Tax ratio stands at 22.75%, and dividend payout remains low, consistent with the company’s focus on reinvestment and growth. Return on equity (ROE) and ROCE are modest at 13.09% and 14.74%, respectively, suggesting room for improvement in capital efficiency.

Summary of the Journey to the All-Time High

Fredun Pharmaceuticals Ltd’s ascent to an all-time high price of Rs 2,176.05 is the culmination of sustained financial growth, strong quarterly results, and positive market sentiment. The stock’s performance has consistently outpaced benchmark indices such as the Sensex and BSE500 across multiple time frames, reflecting the company’s ability to deliver value to shareholders. Promoter confidence, as evidenced by increased stakeholding, and a bullish technical outlook further reinforce the stock’s strong position in the Pharmaceuticals & Biotechnology sector.

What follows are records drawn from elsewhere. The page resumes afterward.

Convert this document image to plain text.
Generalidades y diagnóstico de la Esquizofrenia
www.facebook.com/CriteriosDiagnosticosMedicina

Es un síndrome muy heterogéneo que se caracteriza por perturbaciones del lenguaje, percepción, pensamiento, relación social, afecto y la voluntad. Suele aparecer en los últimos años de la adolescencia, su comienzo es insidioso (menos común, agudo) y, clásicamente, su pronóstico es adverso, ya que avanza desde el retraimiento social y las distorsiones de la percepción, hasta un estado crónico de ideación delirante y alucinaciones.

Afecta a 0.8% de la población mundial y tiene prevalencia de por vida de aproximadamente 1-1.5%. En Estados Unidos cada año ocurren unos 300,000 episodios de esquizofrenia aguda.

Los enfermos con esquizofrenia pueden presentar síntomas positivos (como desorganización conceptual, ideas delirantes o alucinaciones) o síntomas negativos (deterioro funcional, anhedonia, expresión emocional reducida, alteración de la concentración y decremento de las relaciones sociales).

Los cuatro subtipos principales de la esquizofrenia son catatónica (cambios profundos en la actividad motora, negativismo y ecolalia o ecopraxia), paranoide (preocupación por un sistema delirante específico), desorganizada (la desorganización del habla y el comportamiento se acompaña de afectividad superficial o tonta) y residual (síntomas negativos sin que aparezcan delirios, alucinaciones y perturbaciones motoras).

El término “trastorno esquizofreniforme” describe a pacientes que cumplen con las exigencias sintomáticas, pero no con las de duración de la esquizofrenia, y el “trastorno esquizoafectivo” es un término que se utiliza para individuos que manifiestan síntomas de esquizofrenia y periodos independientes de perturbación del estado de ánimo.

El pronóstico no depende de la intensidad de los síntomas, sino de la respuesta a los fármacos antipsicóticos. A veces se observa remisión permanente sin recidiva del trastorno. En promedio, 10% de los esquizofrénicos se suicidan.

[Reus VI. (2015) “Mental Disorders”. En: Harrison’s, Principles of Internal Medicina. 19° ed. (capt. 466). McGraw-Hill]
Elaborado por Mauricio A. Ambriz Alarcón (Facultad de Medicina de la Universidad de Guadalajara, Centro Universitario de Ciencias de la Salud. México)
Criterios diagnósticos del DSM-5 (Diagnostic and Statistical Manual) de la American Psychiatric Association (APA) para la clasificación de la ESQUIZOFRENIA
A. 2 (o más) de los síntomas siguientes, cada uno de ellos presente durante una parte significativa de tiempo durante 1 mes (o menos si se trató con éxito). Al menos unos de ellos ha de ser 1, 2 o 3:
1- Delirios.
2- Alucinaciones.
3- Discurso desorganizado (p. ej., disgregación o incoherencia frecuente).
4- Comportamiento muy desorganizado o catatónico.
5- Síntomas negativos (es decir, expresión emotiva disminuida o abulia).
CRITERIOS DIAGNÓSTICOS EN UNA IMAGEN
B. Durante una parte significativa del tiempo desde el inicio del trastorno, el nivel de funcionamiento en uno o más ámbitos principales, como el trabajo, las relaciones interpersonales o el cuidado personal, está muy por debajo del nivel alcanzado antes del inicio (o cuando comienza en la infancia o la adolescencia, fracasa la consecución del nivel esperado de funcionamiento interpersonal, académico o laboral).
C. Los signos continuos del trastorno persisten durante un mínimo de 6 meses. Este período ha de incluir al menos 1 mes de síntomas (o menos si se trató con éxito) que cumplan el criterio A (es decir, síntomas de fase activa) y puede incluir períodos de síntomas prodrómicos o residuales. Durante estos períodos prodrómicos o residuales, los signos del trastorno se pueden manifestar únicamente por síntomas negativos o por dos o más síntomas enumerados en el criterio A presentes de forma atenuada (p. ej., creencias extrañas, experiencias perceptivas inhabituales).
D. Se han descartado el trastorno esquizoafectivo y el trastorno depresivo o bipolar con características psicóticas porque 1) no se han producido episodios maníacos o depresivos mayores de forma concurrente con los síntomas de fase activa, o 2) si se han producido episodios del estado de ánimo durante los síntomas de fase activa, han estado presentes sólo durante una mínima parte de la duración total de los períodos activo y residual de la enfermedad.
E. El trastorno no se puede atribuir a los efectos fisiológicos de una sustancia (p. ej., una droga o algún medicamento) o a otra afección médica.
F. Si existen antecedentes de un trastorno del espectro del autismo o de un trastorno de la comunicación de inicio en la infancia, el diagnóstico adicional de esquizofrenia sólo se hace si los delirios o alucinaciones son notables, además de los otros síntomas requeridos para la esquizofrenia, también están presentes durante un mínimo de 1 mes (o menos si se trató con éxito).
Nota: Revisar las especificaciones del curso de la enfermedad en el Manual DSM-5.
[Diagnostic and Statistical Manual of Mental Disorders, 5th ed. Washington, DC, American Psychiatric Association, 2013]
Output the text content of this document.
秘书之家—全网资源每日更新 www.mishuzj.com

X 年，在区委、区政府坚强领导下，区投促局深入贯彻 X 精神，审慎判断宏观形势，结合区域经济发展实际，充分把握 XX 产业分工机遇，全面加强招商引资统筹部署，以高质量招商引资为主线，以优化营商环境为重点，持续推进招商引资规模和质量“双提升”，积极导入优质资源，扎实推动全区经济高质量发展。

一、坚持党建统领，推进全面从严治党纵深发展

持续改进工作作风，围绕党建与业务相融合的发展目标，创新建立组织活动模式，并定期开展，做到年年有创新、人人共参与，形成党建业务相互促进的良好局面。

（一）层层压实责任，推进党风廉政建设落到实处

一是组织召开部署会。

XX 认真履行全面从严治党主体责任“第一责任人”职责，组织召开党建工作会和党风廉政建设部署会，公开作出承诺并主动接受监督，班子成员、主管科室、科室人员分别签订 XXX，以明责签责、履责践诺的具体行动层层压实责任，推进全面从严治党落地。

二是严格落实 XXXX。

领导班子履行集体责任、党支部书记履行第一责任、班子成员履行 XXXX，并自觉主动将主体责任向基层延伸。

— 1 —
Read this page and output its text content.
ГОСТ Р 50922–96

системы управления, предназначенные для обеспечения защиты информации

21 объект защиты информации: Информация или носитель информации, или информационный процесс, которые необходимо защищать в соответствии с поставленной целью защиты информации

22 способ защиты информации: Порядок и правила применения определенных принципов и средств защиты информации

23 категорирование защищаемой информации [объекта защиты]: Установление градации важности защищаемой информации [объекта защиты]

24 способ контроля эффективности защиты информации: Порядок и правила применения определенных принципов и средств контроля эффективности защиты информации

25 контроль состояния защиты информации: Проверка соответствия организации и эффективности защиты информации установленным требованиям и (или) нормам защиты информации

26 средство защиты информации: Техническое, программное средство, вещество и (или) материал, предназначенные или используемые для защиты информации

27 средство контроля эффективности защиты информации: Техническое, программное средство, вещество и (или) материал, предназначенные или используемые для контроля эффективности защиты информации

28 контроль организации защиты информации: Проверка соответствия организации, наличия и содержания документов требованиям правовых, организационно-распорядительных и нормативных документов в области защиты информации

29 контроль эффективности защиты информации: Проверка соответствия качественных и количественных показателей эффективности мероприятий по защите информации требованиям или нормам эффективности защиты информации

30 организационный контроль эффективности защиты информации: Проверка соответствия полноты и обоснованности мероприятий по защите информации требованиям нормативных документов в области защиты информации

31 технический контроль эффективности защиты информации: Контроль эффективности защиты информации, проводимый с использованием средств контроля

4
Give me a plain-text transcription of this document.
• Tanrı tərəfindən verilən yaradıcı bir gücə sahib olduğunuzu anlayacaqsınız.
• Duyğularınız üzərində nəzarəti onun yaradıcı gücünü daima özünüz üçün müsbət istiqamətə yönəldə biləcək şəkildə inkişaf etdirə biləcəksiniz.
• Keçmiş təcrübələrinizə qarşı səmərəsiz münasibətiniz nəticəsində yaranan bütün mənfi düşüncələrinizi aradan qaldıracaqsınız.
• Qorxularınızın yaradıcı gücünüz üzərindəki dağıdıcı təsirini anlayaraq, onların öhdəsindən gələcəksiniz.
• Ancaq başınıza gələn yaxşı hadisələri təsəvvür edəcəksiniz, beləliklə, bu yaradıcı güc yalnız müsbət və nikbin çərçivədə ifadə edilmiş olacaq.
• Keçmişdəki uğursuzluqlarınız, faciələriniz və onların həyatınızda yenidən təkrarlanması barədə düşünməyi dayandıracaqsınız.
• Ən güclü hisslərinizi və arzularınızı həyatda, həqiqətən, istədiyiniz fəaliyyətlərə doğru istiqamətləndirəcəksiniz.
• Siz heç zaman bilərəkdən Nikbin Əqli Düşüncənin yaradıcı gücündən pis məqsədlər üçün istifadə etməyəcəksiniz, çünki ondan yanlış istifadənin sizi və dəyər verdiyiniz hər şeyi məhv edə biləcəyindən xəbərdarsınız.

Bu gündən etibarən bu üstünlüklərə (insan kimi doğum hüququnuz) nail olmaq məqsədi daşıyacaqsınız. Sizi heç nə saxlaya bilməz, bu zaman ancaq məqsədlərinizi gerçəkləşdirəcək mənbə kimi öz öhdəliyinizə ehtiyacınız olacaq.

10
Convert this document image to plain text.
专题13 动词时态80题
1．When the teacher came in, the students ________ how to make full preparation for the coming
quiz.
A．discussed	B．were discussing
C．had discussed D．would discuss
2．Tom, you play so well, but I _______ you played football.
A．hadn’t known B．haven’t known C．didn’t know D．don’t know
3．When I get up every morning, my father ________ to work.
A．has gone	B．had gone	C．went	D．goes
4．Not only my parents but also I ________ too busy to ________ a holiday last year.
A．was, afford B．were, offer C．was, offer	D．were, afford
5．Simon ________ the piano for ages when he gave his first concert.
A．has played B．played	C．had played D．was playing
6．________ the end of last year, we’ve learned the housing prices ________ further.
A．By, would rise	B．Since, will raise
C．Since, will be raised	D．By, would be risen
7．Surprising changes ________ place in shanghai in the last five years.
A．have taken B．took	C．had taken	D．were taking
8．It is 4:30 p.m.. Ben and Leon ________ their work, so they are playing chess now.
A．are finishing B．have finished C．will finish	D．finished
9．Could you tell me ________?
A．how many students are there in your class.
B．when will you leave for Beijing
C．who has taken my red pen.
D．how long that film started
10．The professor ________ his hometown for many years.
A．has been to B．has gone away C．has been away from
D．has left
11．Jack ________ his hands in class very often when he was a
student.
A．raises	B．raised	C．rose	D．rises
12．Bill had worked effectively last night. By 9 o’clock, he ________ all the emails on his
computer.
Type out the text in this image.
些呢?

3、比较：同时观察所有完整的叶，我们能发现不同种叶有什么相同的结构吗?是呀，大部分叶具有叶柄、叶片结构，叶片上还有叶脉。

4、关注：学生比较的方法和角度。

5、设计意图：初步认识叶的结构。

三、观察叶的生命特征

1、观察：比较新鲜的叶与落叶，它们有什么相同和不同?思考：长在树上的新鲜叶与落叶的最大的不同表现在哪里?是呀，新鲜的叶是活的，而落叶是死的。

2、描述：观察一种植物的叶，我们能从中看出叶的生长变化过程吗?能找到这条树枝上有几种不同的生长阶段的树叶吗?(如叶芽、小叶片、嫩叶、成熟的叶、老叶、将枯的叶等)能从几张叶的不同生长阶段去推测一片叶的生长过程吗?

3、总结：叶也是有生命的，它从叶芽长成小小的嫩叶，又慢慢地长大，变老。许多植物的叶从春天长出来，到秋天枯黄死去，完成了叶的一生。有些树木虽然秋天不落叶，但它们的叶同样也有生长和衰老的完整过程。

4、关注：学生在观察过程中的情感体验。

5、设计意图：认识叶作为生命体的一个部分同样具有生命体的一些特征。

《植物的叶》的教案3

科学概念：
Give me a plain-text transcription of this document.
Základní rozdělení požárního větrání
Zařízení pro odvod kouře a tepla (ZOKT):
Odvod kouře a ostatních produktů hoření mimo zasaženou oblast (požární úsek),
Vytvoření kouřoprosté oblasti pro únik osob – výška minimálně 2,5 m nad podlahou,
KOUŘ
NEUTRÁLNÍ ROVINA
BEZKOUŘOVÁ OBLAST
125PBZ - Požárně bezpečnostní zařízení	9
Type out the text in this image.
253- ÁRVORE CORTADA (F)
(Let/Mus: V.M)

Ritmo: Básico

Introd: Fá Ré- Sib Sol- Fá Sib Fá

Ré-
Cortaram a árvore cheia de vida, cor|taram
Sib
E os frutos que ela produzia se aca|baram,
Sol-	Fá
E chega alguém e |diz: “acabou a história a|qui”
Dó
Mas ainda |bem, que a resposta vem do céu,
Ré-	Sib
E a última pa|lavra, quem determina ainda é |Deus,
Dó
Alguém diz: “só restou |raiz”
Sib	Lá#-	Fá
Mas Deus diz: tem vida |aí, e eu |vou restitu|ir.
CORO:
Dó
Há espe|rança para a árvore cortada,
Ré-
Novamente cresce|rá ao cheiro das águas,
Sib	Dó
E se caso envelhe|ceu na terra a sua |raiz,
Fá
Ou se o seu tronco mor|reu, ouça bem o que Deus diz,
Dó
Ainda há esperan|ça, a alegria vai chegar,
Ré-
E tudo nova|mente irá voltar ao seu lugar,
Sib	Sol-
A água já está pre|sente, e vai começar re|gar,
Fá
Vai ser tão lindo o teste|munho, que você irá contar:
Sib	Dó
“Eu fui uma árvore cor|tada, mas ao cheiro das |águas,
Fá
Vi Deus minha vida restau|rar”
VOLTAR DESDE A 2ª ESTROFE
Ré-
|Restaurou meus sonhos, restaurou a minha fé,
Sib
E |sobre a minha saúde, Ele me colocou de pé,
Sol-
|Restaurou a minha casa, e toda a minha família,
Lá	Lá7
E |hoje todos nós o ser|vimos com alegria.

This milestone highlights the company’s successful execution of its growth strategy, underpinned by expanding sales, improving profitability, and disciplined capital management. While valuation multiples suggest a premium relative to some peers, the company’s earnings growth and operational metrics provide a solid foundation for the current market valuation.